We have previously posted blogs for our landlord insurance customers about how to generally improve your property to give it the best opportunity of being rented. There are many factors within your control to maintain the property in good order, but in this ever developing social world, are there factors outside of your control affecting your properties rentable attractiveness?
The answer is most definitely yes! To get to the point, I am talking about mobile signals and broadband availability. These items are something you should be considering before expanding your portfolio.
Mobile signals are becoming more of a consideration when renting or buying properties and should without doubt be included within legal packs when purchasing and estate agent details for sales and rentals. Tenants often go without a fixed phone line, maybe it’s too much hassle or an unwanted fixed cost they can do without - they are probably hip, young and all their friends also only have mobile phones too!
The problem is, if they are viewing your property and the signal bars start to drop or they lose 3G connections for the internet, the appeal of your property will certainly decline.

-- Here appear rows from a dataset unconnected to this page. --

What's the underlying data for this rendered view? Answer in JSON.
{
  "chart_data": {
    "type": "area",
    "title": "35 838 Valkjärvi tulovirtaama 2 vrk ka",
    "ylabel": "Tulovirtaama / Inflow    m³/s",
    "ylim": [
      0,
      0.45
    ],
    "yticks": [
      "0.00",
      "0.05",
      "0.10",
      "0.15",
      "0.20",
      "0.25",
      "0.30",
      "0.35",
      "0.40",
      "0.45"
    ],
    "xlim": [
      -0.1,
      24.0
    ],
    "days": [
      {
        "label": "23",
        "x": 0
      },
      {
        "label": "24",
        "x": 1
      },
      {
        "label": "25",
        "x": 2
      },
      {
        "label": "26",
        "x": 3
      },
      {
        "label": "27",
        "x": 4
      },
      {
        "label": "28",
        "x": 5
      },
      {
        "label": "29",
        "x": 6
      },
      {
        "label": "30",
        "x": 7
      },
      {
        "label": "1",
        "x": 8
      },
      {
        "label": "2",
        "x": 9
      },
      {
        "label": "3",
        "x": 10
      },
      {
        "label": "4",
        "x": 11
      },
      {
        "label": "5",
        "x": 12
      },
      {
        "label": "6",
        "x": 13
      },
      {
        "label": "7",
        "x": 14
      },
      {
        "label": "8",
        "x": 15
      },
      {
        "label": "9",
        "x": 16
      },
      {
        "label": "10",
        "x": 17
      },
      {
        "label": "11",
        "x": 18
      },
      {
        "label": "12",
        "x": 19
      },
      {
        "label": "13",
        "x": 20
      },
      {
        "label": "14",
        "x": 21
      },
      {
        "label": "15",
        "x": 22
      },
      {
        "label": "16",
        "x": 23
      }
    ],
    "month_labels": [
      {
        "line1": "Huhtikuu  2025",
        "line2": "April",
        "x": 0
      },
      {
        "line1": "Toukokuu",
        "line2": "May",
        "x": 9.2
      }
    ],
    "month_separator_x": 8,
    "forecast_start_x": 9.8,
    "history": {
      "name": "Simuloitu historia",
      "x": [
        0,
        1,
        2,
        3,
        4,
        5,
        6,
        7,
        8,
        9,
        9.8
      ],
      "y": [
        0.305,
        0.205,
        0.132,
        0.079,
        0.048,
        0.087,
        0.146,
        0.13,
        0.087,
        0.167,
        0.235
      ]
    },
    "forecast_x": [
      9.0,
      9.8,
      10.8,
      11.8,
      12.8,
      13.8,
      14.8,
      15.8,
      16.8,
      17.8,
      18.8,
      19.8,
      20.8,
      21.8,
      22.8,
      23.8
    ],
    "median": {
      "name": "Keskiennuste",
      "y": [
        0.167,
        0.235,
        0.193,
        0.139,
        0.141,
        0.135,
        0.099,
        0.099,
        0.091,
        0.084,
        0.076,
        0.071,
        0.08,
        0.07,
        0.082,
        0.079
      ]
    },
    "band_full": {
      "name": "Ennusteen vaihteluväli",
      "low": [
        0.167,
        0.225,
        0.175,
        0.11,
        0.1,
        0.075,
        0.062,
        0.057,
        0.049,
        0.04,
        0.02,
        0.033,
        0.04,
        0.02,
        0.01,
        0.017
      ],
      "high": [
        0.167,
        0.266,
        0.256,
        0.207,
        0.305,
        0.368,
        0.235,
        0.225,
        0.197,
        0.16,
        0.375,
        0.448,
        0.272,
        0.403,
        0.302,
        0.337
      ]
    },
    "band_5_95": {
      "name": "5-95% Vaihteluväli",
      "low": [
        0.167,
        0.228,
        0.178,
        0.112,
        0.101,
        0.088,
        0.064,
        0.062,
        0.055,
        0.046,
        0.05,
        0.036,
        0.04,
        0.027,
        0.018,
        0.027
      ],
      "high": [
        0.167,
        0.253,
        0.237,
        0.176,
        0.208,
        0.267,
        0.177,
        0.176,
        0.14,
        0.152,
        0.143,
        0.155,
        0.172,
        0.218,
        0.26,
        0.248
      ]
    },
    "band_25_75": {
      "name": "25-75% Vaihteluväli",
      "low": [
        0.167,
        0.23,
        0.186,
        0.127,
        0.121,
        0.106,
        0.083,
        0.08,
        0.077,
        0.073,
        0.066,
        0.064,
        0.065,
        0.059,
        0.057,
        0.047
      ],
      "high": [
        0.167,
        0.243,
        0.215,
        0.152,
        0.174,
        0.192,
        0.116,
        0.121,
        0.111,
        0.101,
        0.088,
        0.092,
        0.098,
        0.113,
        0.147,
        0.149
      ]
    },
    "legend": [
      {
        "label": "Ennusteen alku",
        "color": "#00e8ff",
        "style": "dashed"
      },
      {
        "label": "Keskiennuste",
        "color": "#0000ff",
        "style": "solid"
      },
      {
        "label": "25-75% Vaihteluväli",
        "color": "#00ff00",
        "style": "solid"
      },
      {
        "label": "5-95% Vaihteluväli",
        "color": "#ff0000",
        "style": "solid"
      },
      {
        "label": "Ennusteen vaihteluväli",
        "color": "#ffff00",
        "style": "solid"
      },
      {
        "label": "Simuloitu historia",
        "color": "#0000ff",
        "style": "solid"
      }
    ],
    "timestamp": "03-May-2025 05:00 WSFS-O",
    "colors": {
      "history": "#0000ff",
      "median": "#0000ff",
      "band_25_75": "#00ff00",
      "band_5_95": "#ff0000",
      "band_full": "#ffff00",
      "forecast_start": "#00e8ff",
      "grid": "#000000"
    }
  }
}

Luckily, the mobile signal for most of the country is good and the 2G and 3G signals are improving fast with mobile companies keeping up with demand due to the increasing popularity of Smartphones and tablets such as the iPad, which all depend on good 3G signals.
Alas, broadband speeds are not keeping up with demand and maybe this is because BT wholesale lack any kind of competition, as nearly all broadband providers (apart from Cable) depend on BT’s desire to develop their exchange network. Your tenants, maybe one working from home over the internet or a family with school children who hold an appetite for all things web based will be factoring broadband cost, availability and quality into their decision making. It seems inner cities and major towns benefit from fantastic quality broadband at cheap rates from most broadband suppliers using the upgraded BT network. With download speeds of up to 40mb these households (and landlords) do not realise how good they have it.
The facts are that up to 25% of BT exchanges only deliver speeds of about 2mb at best (512k when busy). These exchanges are found in more rural areas, villages and smaller towns. In contrast to areas with good speeds you would expect your tenants to benefit from lower broadband costs due to the poorer speeds they receive; well the truth is they have to pay more…much more!
So how much extra can it cost your tenant being located outside an upgraded exchange? As I write today, Talk Talk offer calls and broadband for £15.85 a month (£3.25 + £12.60 line rental for 9 months, £6.85 + £12.60 line rental thereafter, 12 month contract), Go on their site and if your exchange is not available to them you will have to call in to discover the price nearly doubles. A house with 1mb speeds will struggle with one child watching BBC iPlayer, another playing video games, while Mum or Dad books their next food delivery!
I would argue the case for broadband information to be included in legal packs when purchasing and estate agent details for buying and renting is much stronger than for mobile signal strength.